O que é o Potager Royal em Venaria?

O Potager Royal é a horta real da propriedade — a maior de Itália — combinando pomares, canteiros de legumes e cultivo de fruta. Está no seu auge do final da primavera ao verão e é um dos locais preferidos das famílias e de quem se sente atraído pelo lado funcional de uma propriedade real.

Há arte contemporânea nos jardins de Venaria?

Sim. O Jardim das Esculturas Fluídas do artista italiano Giuseppe Penone (2003–2007) é composto por catorze obras — árvores de bronze, fontes e bosques — distribuídas por cerca de três hectares do Parque Inferior, reinterpretando o jardim barroco perdido numa linguagem moderna.

Os jardins barrocos originais ainda existem?

Tal como foram construídos, não. Os elaborados jardins dos séculos XVII e XVIII foram em grande parte destruídos durante a ocupação napoleónica. O que se percorre hoje é uma paisagem recriada, concluída para a reabertura de 2007, que combina a geometria histórica restaurada com arte contemporânea.

O que é o parque La Mandria?

La Mandria é a antiga reserva de caça dos Saboia adjacente à propriedade — instituída como parque regional em 1978 e um dos maiores parques naturais vedados da Europa, com trilhos para caminhadas e ciclismo. Inclui também o Castello della Mandria, a cerca de 2,5 km da Reggia.

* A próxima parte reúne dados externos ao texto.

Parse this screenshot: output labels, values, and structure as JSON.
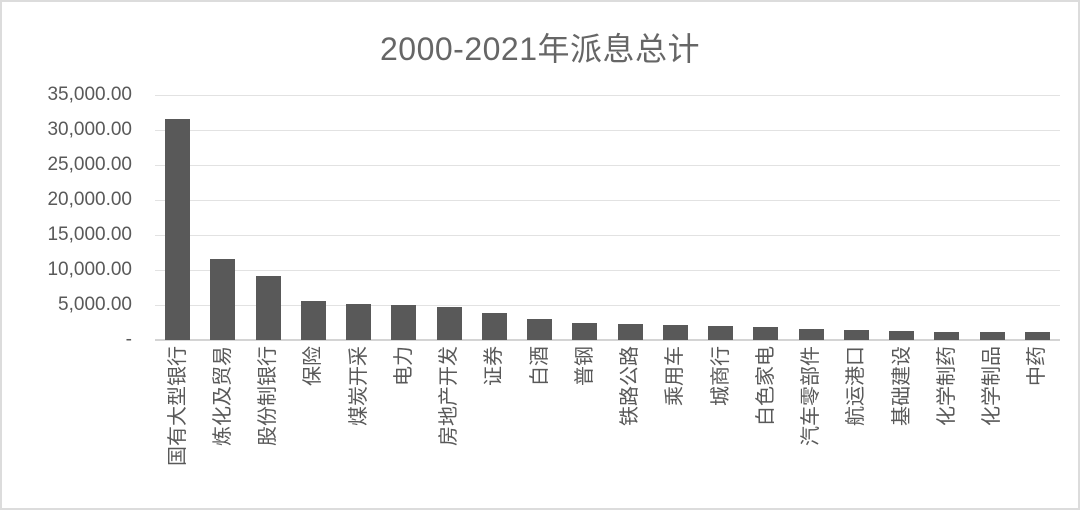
{
  "window": {
    "background_color": "#ffffff",
    "border_color": "#dcdcdc"
  },
  "chart_data": {
    "type": "bar",
    "title": "2000-2021年派息总计",
    "xlabel": "",
    "ylabel": "",
    "categories": [
      "国有大型银行",
      "炼化及贸易",
      "股份制银行",
      "保险",
      "煤炭开采",
      "电力",
      "房地产开发",
      "证券",
      "白酒",
      "普钢",
      "铁路公路",
      "乘用车",
      "城商行",
      "白色家电",
      "汽车零部件",
      "航运港口",
      "基础建设",
      "化学制药",
      "化学制品",
      "中药"
    ],
    "values": [
      31600,
      11500,
      9100,
      5500,
      5200,
      4950,
      4750,
      3800,
      3050,
      2400,
      2350,
      2100,
      1950,
      1900,
      1600,
      1480,
      1350,
      1200,
      1180,
      1120
    ],
    "ylim": [
      0,
      35000
    ],
    "y_tick_interval": 5000,
    "y_tick_labels_top_to_bottom": [
      "35,000.00",
      "30,000.00",
      "25,000.00",
      "20,000.00",
      "15,000.00",
      "10,000.00",
      "5,000.00",
      "-"
    ],
    "grid": true,
    "legend": "none",
    "x_label_rotation_degrees": -90,
    "bar_color": "#595959",
    "gridline_color": "#e2e2e2",
    "axis_line_color": "#d4d4d4",
    "title_color": "#666666",
    "tick_label_color": "#595959"
  }
}
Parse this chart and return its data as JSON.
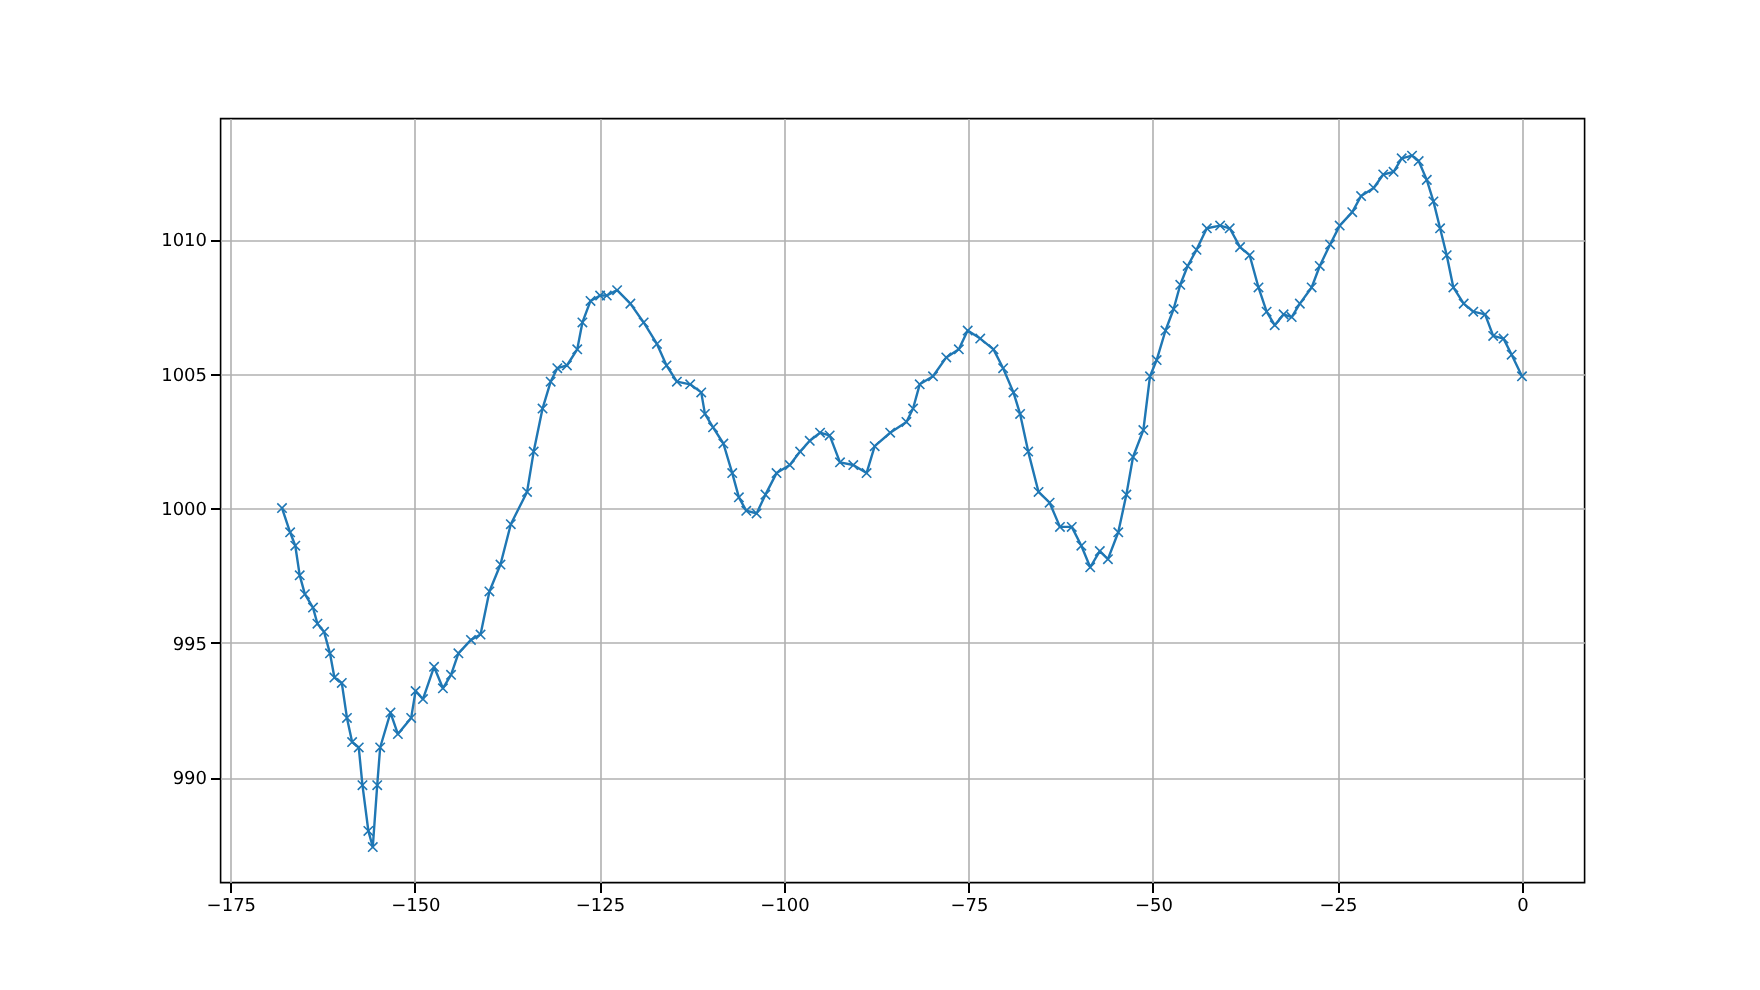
{
  "chart_data": {
    "type": "line",
    "marker": "cross",
    "grid": true,
    "xlim": [
      -176.4,
      8.4
    ],
    "ylim": [
      986.1,
      1014.5
    ],
    "xticks": [
      {
        "value": -175,
        "label": "−175"
      },
      {
        "value": -150,
        "label": "−150"
      },
      {
        "value": -125,
        "label": "−125"
      },
      {
        "value": -100,
        "label": "−100"
      },
      {
        "value": -75,
        "label": "−75"
      },
      {
        "value": -50,
        "label": "−50"
      },
      {
        "value": -25,
        "label": "−25"
      },
      0
    ],
    "yticks": [
      990,
      995,
      1000,
      1005,
      1010
    ],
    "series": [
      {
        "color": "#1f77b4",
        "x": [
          -168,
          -166.9,
          -166.2,
          -165.6,
          -164.9,
          -163.8,
          -163.2,
          -162.3,
          -161.5,
          -160.9,
          -159.9,
          -159.2,
          -158.5,
          -157.6,
          -157.1,
          -156.3,
          -155.7,
          -155.1,
          -154.7,
          -153.3,
          -152.3,
          -150.5,
          -149.9,
          -148.9,
          -147.4,
          -146.2,
          -145.1,
          -144.1,
          -142.4,
          -141.1,
          -139.9,
          -138.4,
          -137,
          -134.8,
          -133.9,
          -132.7,
          -131.6,
          -130.7,
          -129.4,
          -128,
          -127.3,
          -126.2,
          -124.9,
          -124,
          -122.6,
          -120.8,
          -119,
          -117.2,
          -115.9,
          -114.5,
          -112.7,
          -111.2,
          -110.7,
          -109.6,
          -108.2,
          -107,
          -106.1,
          -105.1,
          -103.7,
          -102.5,
          -101,
          -99.2,
          -97.8,
          -96.5,
          -95.1,
          -93.8,
          -92.4,
          -90.6,
          -88.8,
          -87.7,
          -85.6,
          -83.4,
          -82.5,
          -81.6,
          -79.8,
          -78,
          -76.3,
          -75.1,
          -73.4,
          -71.6,
          -70.3,
          -68.9,
          -68,
          -66.9,
          -65.5,
          -64,
          -62.6,
          -61,
          -59.7,
          -58.5,
          -57.2,
          -56.1,
          -54.7,
          -53.6,
          -52.7,
          -51.3,
          -50.4,
          -49.5,
          -48.3,
          -47.2,
          -46.3,
          -45.3,
          -44.1,
          -42.7,
          -40.9,
          -39.6,
          -38.2,
          -36.9,
          -35.7,
          -34.6,
          -33.5,
          -32.3,
          -31.2,
          -30.1,
          -28.5,
          -27.4,
          -26,
          -24.7,
          -23,
          -21.8,
          -20.1,
          -18.8,
          -17.4,
          -16.3,
          -14.9,
          -14,
          -12.9,
          -12,
          -11.1,
          -10.2,
          -9.3,
          -7.9,
          -6.6,
          -5,
          -3.9,
          -2.5,
          -1.4,
          0
        ],
        "values": [
          1000,
          999.1,
          998.6,
          997.5,
          996.8,
          996.3,
          995.7,
          995.4,
          994.6,
          993.7,
          993.5,
          992.2,
          991.3,
          991.1,
          989.7,
          988,
          987.4,
          989.7,
          991.1,
          992.4,
          991.6,
          992.2,
          993.2,
          992.9,
          994.1,
          993.3,
          993.8,
          994.6,
          995.1,
          995.3,
          996.9,
          997.9,
          999.4,
          1000.6,
          1002.1,
          1003.7,
          1004.7,
          1005.2,
          1005.3,
          1005.9,
          1006.9,
          1007.7,
          1007.9,
          1007.9,
          1008.1,
          1007.6,
          1006.9,
          1006.1,
          1005.3,
          1004.7,
          1004.6,
          1004.3,
          1003.5,
          1003,
          1002.4,
          1001.3,
          1000.4,
          999.9,
          999.8,
          1000.5,
          1001.3,
          1001.6,
          1002.1,
          1002.5,
          1002.8,
          1002.7,
          1001.7,
          1001.6,
          1001.3,
          1002.3,
          1002.8,
          1003.2,
          1003.7,
          1004.6,
          1004.9,
          1005.6,
          1005.9,
          1006.6,
          1006.3,
          1005.9,
          1005.2,
          1004.3,
          1003.5,
          1002.1,
          1000.6,
          1000.2,
          999.3,
          999.3,
          998.6,
          997.8,
          998.4,
          998.1,
          999.1,
          1000.5,
          1001.9,
          1002.9,
          1004.9,
          1005.5,
          1006.6,
          1007.4,
          1008.3,
          1009,
          1009.6,
          1010.4,
          1010.5,
          1010.4,
          1009.7,
          1009.4,
          1008.2,
          1007.3,
          1006.8,
          1007.2,
          1007.1,
          1007.6,
          1008.2,
          1009,
          1009.8,
          1010.5,
          1011,
          1011.6,
          1011.9,
          1012.4,
          1012.5,
          1013,
          1013.1,
          1012.9,
          1012.2,
          1011.4,
          1010.4,
          1009.4,
          1008.2,
          1007.6,
          1007.3,
          1007.2,
          1006.4,
          1006.3,
          1005.7,
          1004.9
        ]
      }
    ]
  }
}
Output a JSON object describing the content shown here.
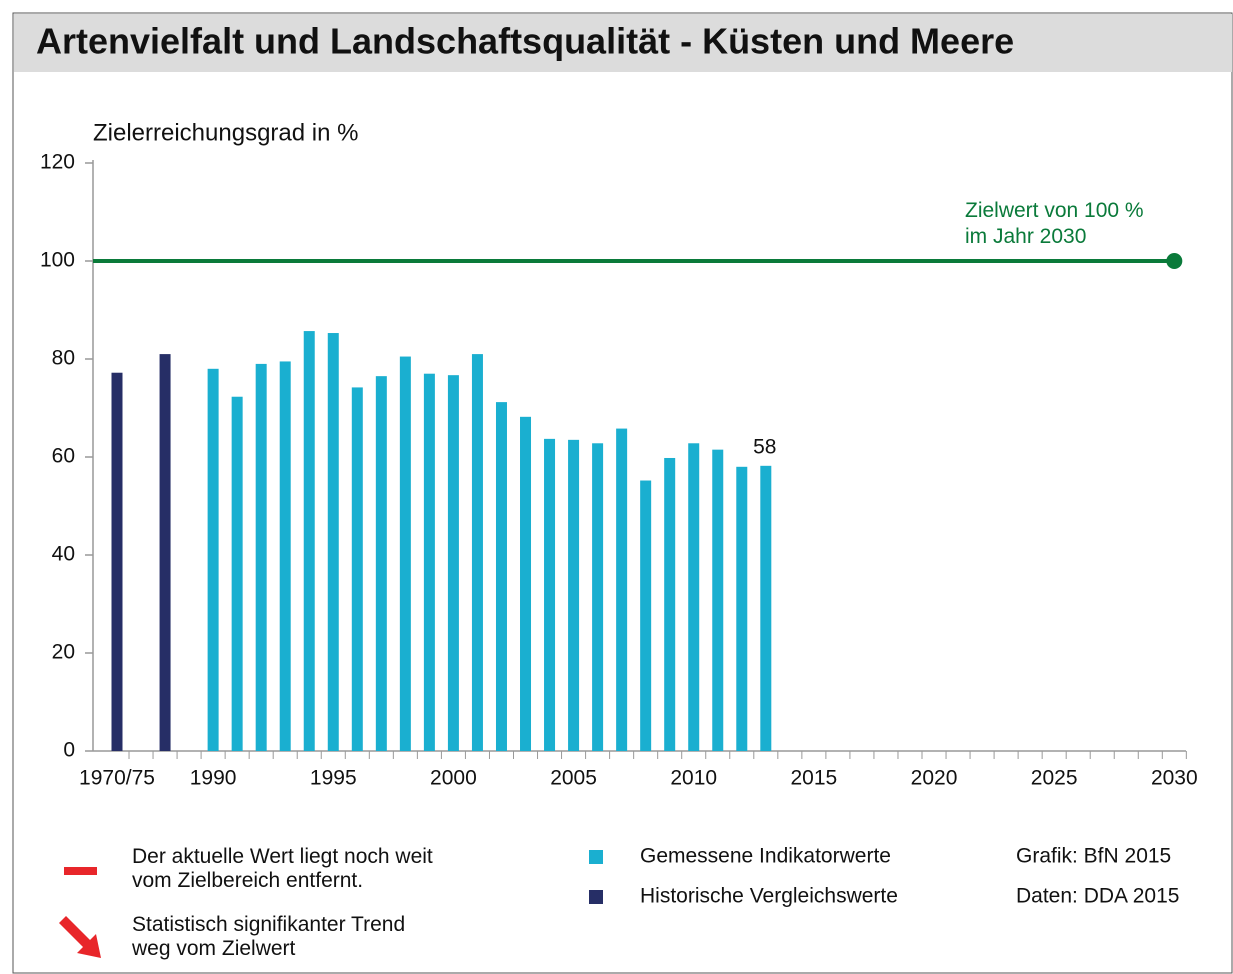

Quanto tempo devo reservar para os jardins?

Reserve meio-dia (cerca de 3,5 a 4 horas) para visitar a Reggia e os jardins em conjunto. Planeie um dia inteiro se também quiser visitar o Castello della Mandria e passear no parque La Mandria, que é um espaço separado na propriedade mais ampla.

O que devo vestir para percorrer os jardins?

Calçado confortável para caminhar — os jardins são extensos, com caminhos de gravilha e relva. No verão, leve proteção solar e água, pois os terrenos abertos oferecem pouca sombra; no inverno, uma camada quente, já que a plantação está em repouso e os citrinos são guardados no interior.